Mark Van Steenwyk said...

I'm not sure how your critique fits Christian Anarchists. Christian Anarchists almost always advocate for autonomy rather than trying to use the political machine to force change.

keithwalters.org said...

Yeah that is crazy! I have unfortunately never read Schaeffer’s A Christian Manifesto so I really cannot speak to where he lies along this continuum. I have read several of his other works and am familiar with Pearcey as well. In Total Truth I do not think she was calling for a political revolution but rather being able to address the philosophies, held by individuals, that shape our culture.

I think we should shape culture, through living and proclaiming the gospel, not through legislation. The fundamental human problem is only addressed by the gospel; you cannot legislate a solution for man’s rebellion against God. I feel a lot of our political talk is unique to the American situation and cannot be applied in a communist country or by believers under Sharia law; because of that I find most of what I hear to be problematic.

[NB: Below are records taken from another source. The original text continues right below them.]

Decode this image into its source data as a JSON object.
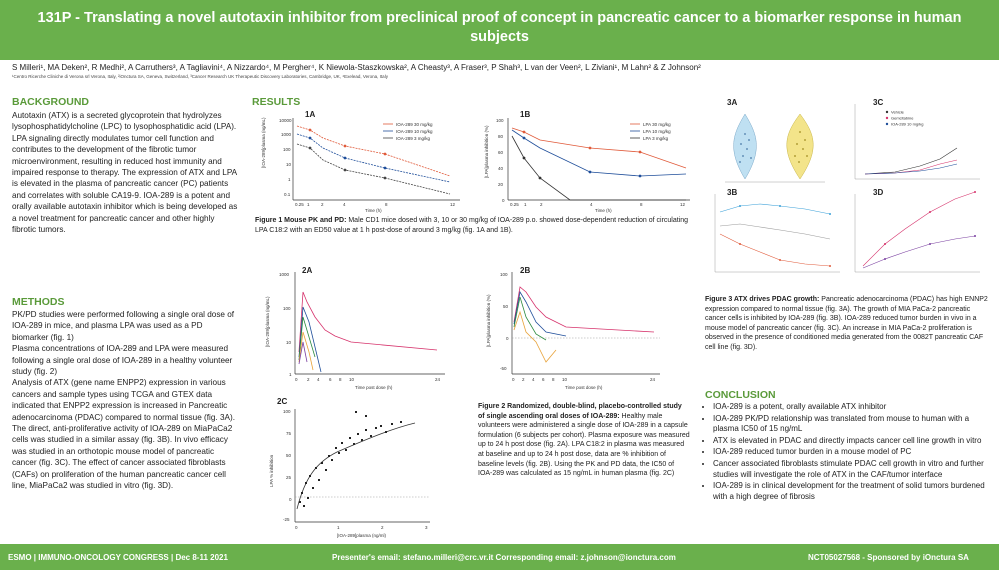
{
  "header": {
    "title": "131P - Translating a novel autotaxin inhibitor from preclinical proof of concept in pancreatic cancer to a biomarker response in human subjects"
  },
  "authors": "S Milleri¹, MA Deken², R Medhi², A Carruthers³, A Tagliavini⁴, A Nizzardo⁴, M Pergher⁴, K Niewola-Staszkowska², A Cheasty³, A Fraser³, P Shah³, L van der Veen², L Ziviani¹, M Lahn² & Z Johnson²",
  "affiliations": "¹Centro Ricerche Cliniche di Verona srl Verona, Italy, ²iOnctura SA, Geneva, Switzerland, ³Cancer Research UK Therapeutic Discovery Laboratories, Cambridge, UK, ⁴Exelead, Verona, Italy",
  "background": {
    "heading": "BACKGROUND",
    "text": "Autotaxin (ATX) is a secreted glycoprotein that hydrolyzes lysophosphatidylcholine (LPC) to lysophosphatidic acid (LPA). LPA signaling directly modulates tumor cell function and contributes to the development of the fibrotic tumor microenvironment, resulting in reduced host immunity and impaired response to therapy. The expression of ATX and LPA is elevated in the plasma of pancreatic cancer (PC) patients and correlates with soluble CA19-9. IOA-289 is a potent and orally available autotaxin inhibitor which is being developed as a novel treatment for pancreatic cancer and other highly fibrotic tumors."
  },
  "methods": {
    "heading": "METHODS",
    "paragraphs": [
      "PK/PD studies were performed following a single oral dose of IOA-289 in mice, and plasma LPA was used as a PD biomarker (fig. 1)",
      "Plasma concentrations of IOA-289 and LPA were measured following a single oral dose of IOA-289 in a healthy volunteer study (fig. 2)",
      "Analysis of ATX (gene name ENPP2) expression in various cancers and sample types using TCGA and GTEX data indicated that ENPP2 expression is increased in Pancreatic adenocarcinoma (PDAC) compared to normal tissue (fig. 3A). The direct, anti-proliferative activity of IOA-289 on MiaPaCa2 cells was studied in a similar assay (fig. 3B). In vivo efficacy was studied in an orthotopic mouse model of pancreatic cancer (fig. 3C). The effect of cancer associated fibroblasts (CAFs) on proliferation of the human pancreatic cancer cell line, MiaPaCa2 was studied in vitro (fig. 3D)."
    ]
  },
  "results": {
    "heading": "RESULTS",
    "fig1A": {
      "label": "1A",
      "ylabel": "[IOA-289]plasma (ng/mL)",
      "xlabel": "Time (h)",
      "legend": [
        "IOA-289 30 mg/kg",
        "IOA-289 10 mg/kg",
        "IOA-289 3 mg/kg"
      ]
    },
    "fig1B": {
      "label": "1B",
      "ylabel": "[LPA]plasma inhibition (%)",
      "xlabel": "Time (h)",
      "legend": [
        "LPA 30 mg/kg",
        "LPA 10 mg/kg",
        "LPA 3 mg/kg"
      ]
    },
    "fig1_caption_bold": "Figure 1 Mouse PK and PD:",
    "fig1_caption": " Male CD1 mice dosed with 3, 10 or 30 mg/kg of IOA-289 p.o. showed dose-dependent reduction of circulating LPA C18:2 with an ED50 value at 1 h post-dose of around 3 mg/kg (fig. 1A and 1B).",
    "fig2A": {
      "label": "2A",
      "ylabel": "[IOA-289]plasma (ng/mL)",
      "xlabel": "Time post dose (h)"
    },
    "fig2B": {
      "label": "2B",
      "ylabel": "[LPA]plasma inhibition (%)",
      "xlabel": "Time post dose (h)"
    },
    "fig2C": {
      "label": "2C",
      "ylabel": "LPA % inhibition",
      "xlabel": "[IOA-289]plasma (ng/ml)"
    },
    "fig2_caption_bold": "Figure 2 Randomized, double-blind, placebo-controlled study of single ascending oral doses of IOA-289:",
    "fig2_caption": " Healthy male volunteers were administered a single dose of IOA-289 in a capsule formulation (6 subjects per cohort). Plasma exposure was measured up to 24 h post dose (fig. 2A). LPA C18:2 in plasma was measured at baseline and up to 24 h post dose, data are % inhibition of baseline levels (fig. 2B). Using the PK and PD data, the IC50 of IOA-289 was calculated as 15 ng/mL in human plasma (fig. 2C)",
    "fig3A": {
      "label": "3A"
    },
    "fig3B": {
      "label": "3B"
    },
    "fig3C": {
      "label": "3C",
      "legend": [
        "Vehicle",
        "Gemcitabine",
        "IOA-289 10 mg/kg"
      ]
    },
    "fig3D": {
      "label": "3D"
    },
    "fig3_caption_bold": "Figure 3 ATX drives PDAC growth:",
    "fig3_caption": " Pancreatic adenocarcinoma (PDAC) has high ENNP2 expression compared to normal tissue (fig. 3A). The growth of MIA PaCa-2 pancreatic cancer cells is inhibited by IOA-289 (fig. 3B). IOA-289 reduced tumor burden in vivo in a mouse model of pancreatic cancer (fig. 3C). An increase in MIA PaCa-2 proliferation is observed in the presence of conditioned media generated from the 0082T pancreatic CAF cell line (fig. 3D)."
  },
  "conclusion": {
    "heading": "CONCLUSION",
    "items": [
      "IOA-289 is a potent, orally available ATX inhibitor",
      "IOA-289 PK/PD relationship was translated from mouse to human with a plasma IC50 of 15 ng/mL",
      "ATX is elevated in PDAC and directly impacts cancer cell line growth in vitro",
      "IOA-289 reduced tumor burden in a mouse model of PC",
      "Cancer associated fibroblasts stimulate PDAC cell growth in vitro and further studies will investigate the role of ATX in the CAF/tumor interface",
      "IOA-289 is in clinical development for the treatment of solid tumors burdened with a high degree of fibrosis"
    ]
  },
  "footer": {
    "left": "ESMO | IMMUNO-ONCOLOGY CONGRESS | Dec 8-11 2021",
    "center": "Presenter's email: stefano.milleri@crc.vr.it  Corresponding email: z.johnson@ionctura.com",
    "right": "NCT05027568 - Sponsored by iOnctura SA"
  },
  "colors": {
    "green": "#6ab04c",
    "heading_green": "#5a9a3a"
  }
}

Dominion and Liberation theology both deny the gospel in that humanity’s fundamental problem is political. A lot of pro-Israel people, which means a lot of the SBC, are closet Dominion Theologians. This comes through their recognition of modern Israel as the fulfillment of prophecy and the coming of the kingdom is now dependent upon Israel and the US blowing up everyone who opposes Israel. Every time I hear some pastor referencing the future of Israel, in relation to some military conflict and not the gospel, I vomit in my mouth!

On a different note I really enjoyed The Subversion of Christianity by Jacques Ellul but a lot of people consider him an anarchist :) . . . but not in the way that liberation theologians are.

I have no idea if any of that is useful information.

JDTapp said...

Thanks for the comments.
Mark, if you visit the Jesus Radicals (Christian anarchist) website, you'll always see a list of political actions they implore readers to take. Whether it be lobbying congress, protest march, a sit-in, or whatever. There is a lot of talk about changing laws among those professed anarchists.

JDTapp said...

So, Keith, how do you feel about your tithe? If you don't like it going to Land or similar stuff, do you wrestle with dropping it in the plate? That's a personal question but a serious one.

keithwalters.org said...

We are a part of a baptistic network not affiliated with the SBC.

JDTapp said...

My fault, I remember now. You're probably much more at peace than I am then. :^) And much more loved by your peers.

Mark Van Steenwyk said...

Hmm. I'm one of the editors of Jesus Radicals. We accept reader submissions. While most folks who write for the site affirm protest and direct action, that isn't necessarily the same thing as "forcing change." It all has to do with whether or not you see the action/protest as an act of prophetic witness, or as an act of political leverage. There is a big difference there and reveals a lack of political imagination if one cannot see the difference.

Show me three pots that advocate the changing of a law.

JDTapp said...

Mark, there are numerous posts advocating changes in fiscal policy (ie: laws regarding taxes and government spending). The protest against oil extraction in the tar sands is another example of trying to change laws and policies. Otherwise, I don't think you'd be advocating a White House sit-in.

Mark Van Steenwyk said...

There is a leap that you are taking that to witness against the government is advocating for legal changes or, perhaps, coercing change. That is not an assumption I am making in such actions.